Signal for the future
Ukraine became a member of the Council of Europe in 1995. In 1997, it ratified the European Convention on Human Rights. Nevertheless, until 2013, asylum seekers from Uzbekistan were regularly extradited from the Ukraine on the basis of the 1993 Minsk Convention. This was done although the practice represents a major breach of the European Human Rights Charter. The European Court of Human Rights and the UN Committee against Torture (UNCAT) agree that the extradition of individuals to Uzbekistan constitutes a breach of the European Human Rights Charter and the United Nations Convention against Torture. Uzbekistan continues to regularly violate the right to legal due process and of a defendant’s right to a fair and impartial trial as well as violating the international prohibition of torture. On the contrary, torture in Uzbek prisons is systematic and people who have fallen into political disfavor are sentenced on dubious grounds in secret trials to prolonged imprisonment without having the right to see the charges or the evidence against them and without recourse to legal counsel or defense. Given this fact, it is thoroughly alarming that Russia and Kazakhstan – and in the past, the Ukraine – have always deported asylum seekers from Uzbekistan back to that country. The court’s decision in the case of Akbar Abdullaev will show whether Ukraine opts for remaining in the shadow of its past or whether it decides for a new future for the country.
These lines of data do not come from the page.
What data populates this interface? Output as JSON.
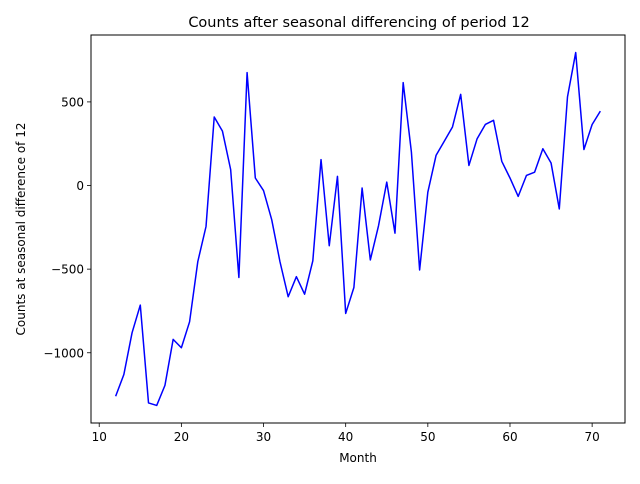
{
  "chart_data": {
    "type": "line",
    "title": "Counts after seasonal differencing of period 12",
    "xlabel": "Month",
    "ylabel": "Counts at seasonal difference of 12",
    "xlim": [
      9,
      74
    ],
    "ylim": [
      -1420,
      900
    ],
    "xticks": [
      10,
      20,
      30,
      40,
      50,
      60,
      70
    ],
    "yticks": [
      -1000,
      -500,
      0,
      500
    ],
    "ytick_labels": [
      "−1000",
      "−500",
      "0",
      "500"
    ],
    "grid": false,
    "series": [
      {
        "color": "#0000ff",
        "x": [
          12,
          13,
          14,
          15,
          16,
          17,
          18,
          19,
          20,
          21,
          22,
          23,
          24,
          25,
          26,
          27,
          28,
          29,
          30,
          31,
          32,
          33,
          34,
          35,
          36,
          37,
          38,
          39,
          40,
          41,
          42,
          43,
          44,
          45,
          46,
          47,
          48,
          49,
          50,
          51,
          52,
          53,
          54,
          55,
          56,
          57,
          58,
          59,
          60,
          61,
          62,
          63,
          64,
          65,
          66,
          67,
          68,
          69,
          70,
          71
        ],
        "y": [
          -1260,
          -1130,
          -880,
          -715,
          -1300,
          -1315,
          -1195,
          -920,
          -970,
          -815,
          -455,
          -245,
          410,
          325,
          95,
          -550,
          675,
          45,
          -30,
          -205,
          -455,
          -665,
          -545,
          -650,
          -450,
          155,
          -360,
          55,
          -765,
          -610,
          -15,
          -445,
          -240,
          20,
          -285,
          615,
          200,
          -505,
          -40,
          180,
          265,
          350,
          545,
          120,
          280,
          365,
          390,
          145,
          45,
          -65,
          60,
          80,
          220,
          135,
          -140,
          530,
          795,
          215,
          365,
          445
        ]
      }
    ]
  }
}
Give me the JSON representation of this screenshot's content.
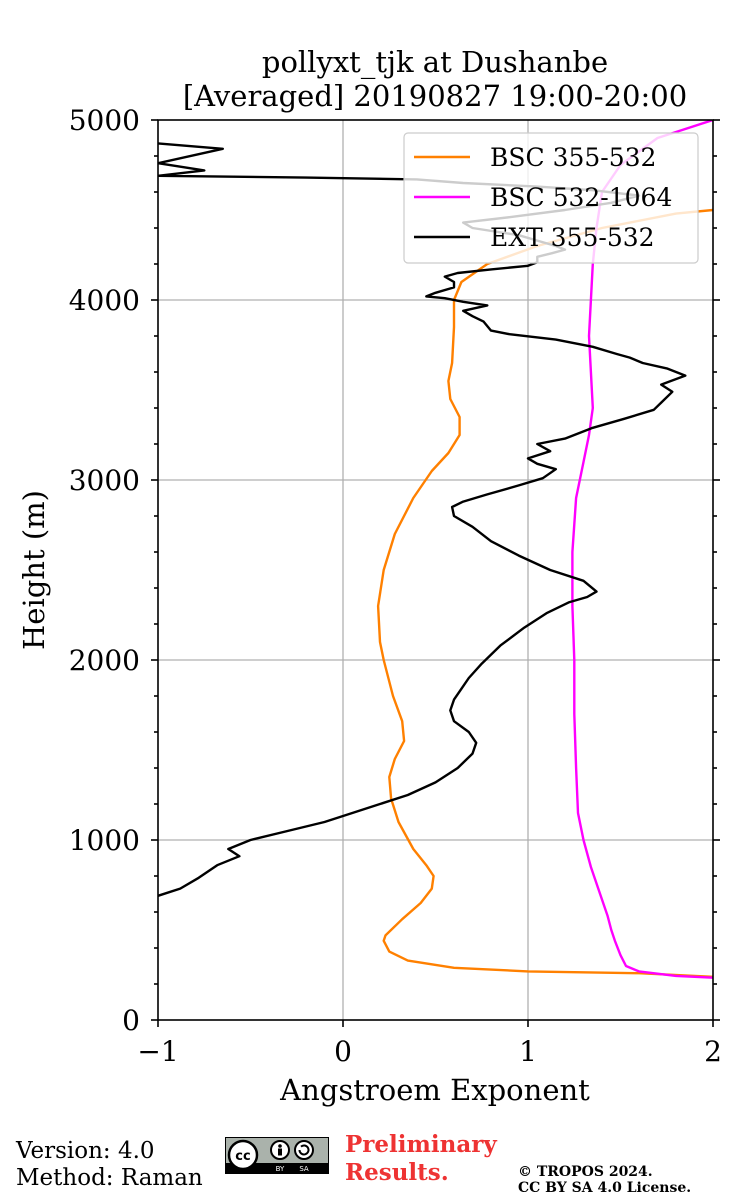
{
  "chart_data": {
    "type": "line",
    "title": [
      "pollyxt_tjk at Dushanbe",
      "[Averaged] 20190827 19:00-20:00"
    ],
    "xlabel": "Angstroem Exponent",
    "ylabel": "Height (m)",
    "xlim": [
      -1,
      2
    ],
    "ylim": [
      0,
      5000
    ],
    "xticks": [
      -1,
      0,
      1,
      2
    ],
    "xtick_labels": [
      "−1",
      "0",
      "1",
      "2"
    ],
    "yticks": [
      0,
      1000,
      2000,
      3000,
      4000,
      5000
    ],
    "ytick_labels": [
      "0",
      "1000",
      "2000",
      "3000",
      "4000",
      "5000"
    ],
    "grid": true,
    "legend_position": "top-right",
    "series": [
      {
        "name": "BSC 355-532",
        "color": "#ff8000",
        "points": [
          [
            2.0,
            240
          ],
          [
            1.6,
            260
          ],
          [
            1.0,
            270
          ],
          [
            0.6,
            290
          ],
          [
            0.35,
            330
          ],
          [
            0.25,
            380
          ],
          [
            0.22,
            440
          ],
          [
            0.23,
            470
          ],
          [
            0.32,
            560
          ],
          [
            0.42,
            650
          ],
          [
            0.48,
            730
          ],
          [
            0.49,
            800
          ],
          [
            0.45,
            860
          ],
          [
            0.38,
            950
          ],
          [
            0.3,
            1100
          ],
          [
            0.26,
            1230
          ],
          [
            0.25,
            1350
          ],
          [
            0.28,
            1450
          ],
          [
            0.33,
            1550
          ],
          [
            0.32,
            1660
          ],
          [
            0.27,
            1800
          ],
          [
            0.22,
            2000
          ],
          [
            0.2,
            2100
          ],
          [
            0.19,
            2300
          ],
          [
            0.22,
            2500
          ],
          [
            0.28,
            2700
          ],
          [
            0.38,
            2900
          ],
          [
            0.48,
            3050
          ],
          [
            0.57,
            3150
          ],
          [
            0.63,
            3250
          ],
          [
            0.63,
            3350
          ],
          [
            0.58,
            3450
          ],
          [
            0.57,
            3550
          ],
          [
            0.59,
            3650
          ],
          [
            0.6,
            3850
          ],
          [
            0.6,
            4000
          ],
          [
            0.64,
            4100
          ],
          [
            0.78,
            4200
          ],
          [
            1.05,
            4300
          ],
          [
            1.4,
            4400
          ],
          [
            1.8,
            4480
          ],
          [
            2.0,
            4500
          ]
        ]
      },
      {
        "name": "BSC 532-1064",
        "color": "#ff00ff",
        "points": [
          [
            2.0,
            235
          ],
          [
            1.8,
            245
          ],
          [
            1.6,
            270
          ],
          [
            1.53,
            300
          ],
          [
            1.5,
            360
          ],
          [
            1.47,
            440
          ],
          [
            1.45,
            500
          ],
          [
            1.43,
            580
          ],
          [
            1.39,
            700
          ],
          [
            1.34,
            850
          ],
          [
            1.3,
            1000
          ],
          [
            1.27,
            1150
          ],
          [
            1.26,
            1400
          ],
          [
            1.25,
            1700
          ],
          [
            1.25,
            2000
          ],
          [
            1.24,
            2300
          ],
          [
            1.24,
            2600
          ],
          [
            1.26,
            2900
          ],
          [
            1.3,
            3100
          ],
          [
            1.33,
            3250
          ],
          [
            1.35,
            3400
          ],
          [
            1.34,
            3600
          ],
          [
            1.33,
            3800
          ],
          [
            1.34,
            4000
          ],
          [
            1.35,
            4200
          ],
          [
            1.37,
            4400
          ],
          [
            1.4,
            4600
          ],
          [
            1.5,
            4750
          ],
          [
            1.7,
            4900
          ],
          [
            2.0,
            5000
          ]
        ]
      },
      {
        "name": "EXT 355-532",
        "color": "#000000",
        "points": [
          [
            -1.0,
            690
          ],
          [
            -0.88,
            730
          ],
          [
            -0.78,
            790
          ],
          [
            -0.68,
            860
          ],
          [
            -0.56,
            910
          ],
          [
            -0.62,
            950
          ],
          [
            -0.5,
            1000
          ],
          [
            -0.3,
            1050
          ],
          [
            -0.1,
            1100
          ],
          [
            0.05,
            1150
          ],
          [
            0.2,
            1200
          ],
          [
            0.35,
            1250
          ],
          [
            0.5,
            1320
          ],
          [
            0.62,
            1400
          ],
          [
            0.7,
            1480
          ],
          [
            0.72,
            1540
          ],
          [
            0.68,
            1600
          ],
          [
            0.6,
            1660
          ],
          [
            0.58,
            1720
          ],
          [
            0.6,
            1780
          ],
          [
            0.64,
            1840
          ],
          [
            0.68,
            1900
          ],
          [
            0.75,
            1980
          ],
          [
            0.85,
            2080
          ],
          [
            0.98,
            2180
          ],
          [
            1.1,
            2260
          ],
          [
            1.22,
            2320
          ],
          [
            1.32,
            2350
          ],
          [
            1.37,
            2380
          ],
          [
            1.3,
            2440
          ],
          [
            1.12,
            2500
          ],
          [
            0.95,
            2580
          ],
          [
            0.8,
            2660
          ],
          [
            0.7,
            2740
          ],
          [
            0.6,
            2800
          ],
          [
            0.59,
            2850
          ],
          [
            0.65,
            2880
          ],
          [
            0.78,
            2920
          ],
          [
            0.95,
            2970
          ],
          [
            1.08,
            3010
          ],
          [
            1.15,
            3060
          ],
          [
            1.05,
            3090
          ],
          [
            1.0,
            3120
          ],
          [
            1.12,
            3160
          ],
          [
            1.05,
            3200
          ],
          [
            1.2,
            3230
          ],
          [
            1.35,
            3290
          ],
          [
            1.52,
            3340
          ],
          [
            1.68,
            3390
          ],
          [
            1.72,
            3430
          ],
          [
            1.78,
            3490
          ],
          [
            1.72,
            3530
          ],
          [
            1.85,
            3580
          ],
          [
            1.75,
            3620
          ],
          [
            1.62,
            3650
          ],
          [
            1.55,
            3680
          ],
          [
            1.48,
            3700
          ],
          [
            1.35,
            3740
          ],
          [
            1.15,
            3780
          ],
          [
            0.9,
            3810
          ],
          [
            0.8,
            3830
          ],
          [
            0.76,
            3880
          ],
          [
            0.7,
            3910
          ],
          [
            0.65,
            3940
          ],
          [
            0.78,
            3970
          ],
          [
            0.65,
            3990
          ],
          [
            0.55,
            4010
          ],
          [
            0.45,
            4020
          ],
          [
            0.5,
            4040
          ],
          [
            0.6,
            4070
          ],
          [
            0.6,
            4100
          ],
          [
            0.55,
            4130
          ],
          [
            0.62,
            4150
          ],
          [
            0.8,
            4170
          ],
          [
            1.0,
            4190
          ],
          [
            1.05,
            4210
          ],
          [
            1.05,
            4240
          ],
          [
            1.13,
            4260
          ],
          [
            1.2,
            4280
          ],
          [
            1.15,
            4300
          ],
          [
            1.05,
            4330
          ],
          [
            0.95,
            4360
          ],
          [
            0.7,
            4400
          ],
          [
            0.65,
            4430
          ],
          [
            0.9,
            4460
          ],
          [
            1.2,
            4500
          ],
          [
            1.45,
            4540
          ],
          [
            1.6,
            4580
          ],
          [
            1.35,
            4610
          ],
          [
            1.05,
            4630
          ],
          [
            0.65,
            4650
          ],
          [
            0.4,
            4670
          ],
          [
            -0.2,
            4680
          ],
          [
            -1.0,
            4690
          ],
          [
            -0.75,
            4720
          ],
          [
            -1.0,
            4760
          ],
          [
            -0.65,
            4840
          ],
          [
            -1.0,
            4870
          ]
        ]
      }
    ]
  },
  "footer": {
    "version": "Version: 4.0",
    "method": "Method: Raman",
    "preliminary_line1": "Preliminary",
    "preliminary_line2": "Results.",
    "copyright_line1": "© TROPOS 2024.",
    "copyright_line2": "CC BY SA 4.0 License.",
    "cc_label": "cc",
    "cc_by": "BY",
    "cc_sa": "SA"
  }
}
Abdullaev himself hopes for a future in the Ukraine and wants, as declares in conclusion, to be able to stay in Ukraine for the future.
“I have reason to believe that if I am extradited, I will be subjected to torture and to cruel, inhuman and degrading behavior by law enforcement authorities. I’m a businessman and I wish to develop my business further. The Ukraine is a European country that holds to fundamental universal human values such as freedom and individual safety. Since I was in great danger in the Republic of Uzbekistan, I would like to stay and live in Ukraine,” he said.
Given the fact that Akbar Abdullaev will likely face torture should he be sent back to Uzbekistan, we hope that the Ukraine will adhere to its moral and legal obligations to the European Convention on Human Rights, the relevant conditions of which are prerequisites for the Association Agreement with the EU. Disregard for the European Court of Human Rights would severely tarnish the international image of Ukraine and have enormous negative consequences. If Ukraine is to fulfill its obligations under the European Convention on Human Rights, then it is clear that they should under no circumstances extradite Abdullaev to Uzbekistan but rather must immediately release him from prison. In fact, they should grant him asylum and thus send a strong signal that the Ukraine is oriented toward the future rather than captive to its shadowy past.